Suppose you have a complete graph with N vertexes, with a distinguished vertex $n=1$ ("start"), and you wish to find a route traveling exactly once through each vertex so that the distance along the path is minimized. There is no requirement that the path return to the starting point, but must end at any other vertex besides the $n=1$ vertex. At this stage the problem is finding a Hamiltonian path through the vertexes, starting from a given point; the context I am looking has the vertexes are points in 3D space.

However, I am interested in including an additional condition -- only certain paths through vertexes are allowed, given by a coefficient $c_{ijk}$, where $c_{ijk} = 1$ if the path $i \to j \to k$ is allowed, and $c_{ijk} = 0$ otherwise. The physical context of this is to restrict the angle in 3D space between the incoming vector ${\vec r}_j - {\vec r}_i$ and the outgoing vector ${\vec r}_k - {\vec r}_j$. If this angle is greater than a fixed value $\theta_{max}$, the path cannot pass through the nodes in the sequence $i \to j \to k$. Because of this additional restriction, there is no condition on the number of paths leaving the start vertex, so that if it is impossible with a single path, multiple paths are considered.

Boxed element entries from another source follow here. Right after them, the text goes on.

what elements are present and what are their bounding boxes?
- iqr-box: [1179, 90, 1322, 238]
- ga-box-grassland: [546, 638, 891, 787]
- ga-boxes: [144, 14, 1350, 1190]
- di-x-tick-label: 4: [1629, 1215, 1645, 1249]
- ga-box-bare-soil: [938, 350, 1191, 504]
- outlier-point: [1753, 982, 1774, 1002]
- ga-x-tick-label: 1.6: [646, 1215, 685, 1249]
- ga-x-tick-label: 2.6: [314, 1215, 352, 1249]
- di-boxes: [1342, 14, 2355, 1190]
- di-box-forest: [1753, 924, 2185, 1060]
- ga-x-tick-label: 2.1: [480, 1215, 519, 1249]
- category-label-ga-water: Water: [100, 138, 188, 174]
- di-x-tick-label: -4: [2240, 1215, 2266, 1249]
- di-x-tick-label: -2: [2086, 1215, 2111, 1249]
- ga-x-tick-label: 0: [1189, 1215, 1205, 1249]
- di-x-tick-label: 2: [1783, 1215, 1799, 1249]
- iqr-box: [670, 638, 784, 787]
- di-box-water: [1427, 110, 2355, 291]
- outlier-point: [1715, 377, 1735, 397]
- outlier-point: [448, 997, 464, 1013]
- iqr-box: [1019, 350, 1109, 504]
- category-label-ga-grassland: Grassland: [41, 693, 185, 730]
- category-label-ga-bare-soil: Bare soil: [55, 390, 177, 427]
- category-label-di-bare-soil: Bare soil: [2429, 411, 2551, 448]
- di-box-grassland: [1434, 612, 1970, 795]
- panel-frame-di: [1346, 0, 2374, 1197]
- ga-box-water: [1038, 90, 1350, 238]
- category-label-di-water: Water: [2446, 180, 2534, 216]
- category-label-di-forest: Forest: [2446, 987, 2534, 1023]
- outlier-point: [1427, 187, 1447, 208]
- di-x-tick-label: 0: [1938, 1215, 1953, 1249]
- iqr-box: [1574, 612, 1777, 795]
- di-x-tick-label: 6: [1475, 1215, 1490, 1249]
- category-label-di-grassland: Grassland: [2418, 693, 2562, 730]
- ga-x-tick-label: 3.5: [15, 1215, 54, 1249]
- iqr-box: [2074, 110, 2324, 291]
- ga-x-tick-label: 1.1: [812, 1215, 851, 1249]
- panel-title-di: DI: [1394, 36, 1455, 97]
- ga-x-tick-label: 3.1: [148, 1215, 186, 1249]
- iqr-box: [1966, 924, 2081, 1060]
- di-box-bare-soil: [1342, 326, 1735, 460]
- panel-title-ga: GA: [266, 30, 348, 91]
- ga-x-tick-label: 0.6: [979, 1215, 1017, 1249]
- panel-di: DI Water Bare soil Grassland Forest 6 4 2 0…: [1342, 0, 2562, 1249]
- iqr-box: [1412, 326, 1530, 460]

Obviously, in the extremes where the $c_{ijk}$ are mostly zero or mostly one, there is either no solution, or the unconstrained solution is feasible, respectively. Studying the properties of $c_{ijk}$ for a given vertex can show that particular vertexes cannot be visited other than directly from the $n = 1$ vertex, or that particular edges $i \to j$ cannot be used by any path. Presumably, one could build up other such relations, but I have not gone about to find any others.

Has a system like this been previously considered in the literature, as a variation of the Hamiltonian path, or of the traveling salesman problem? If so, what is the reference?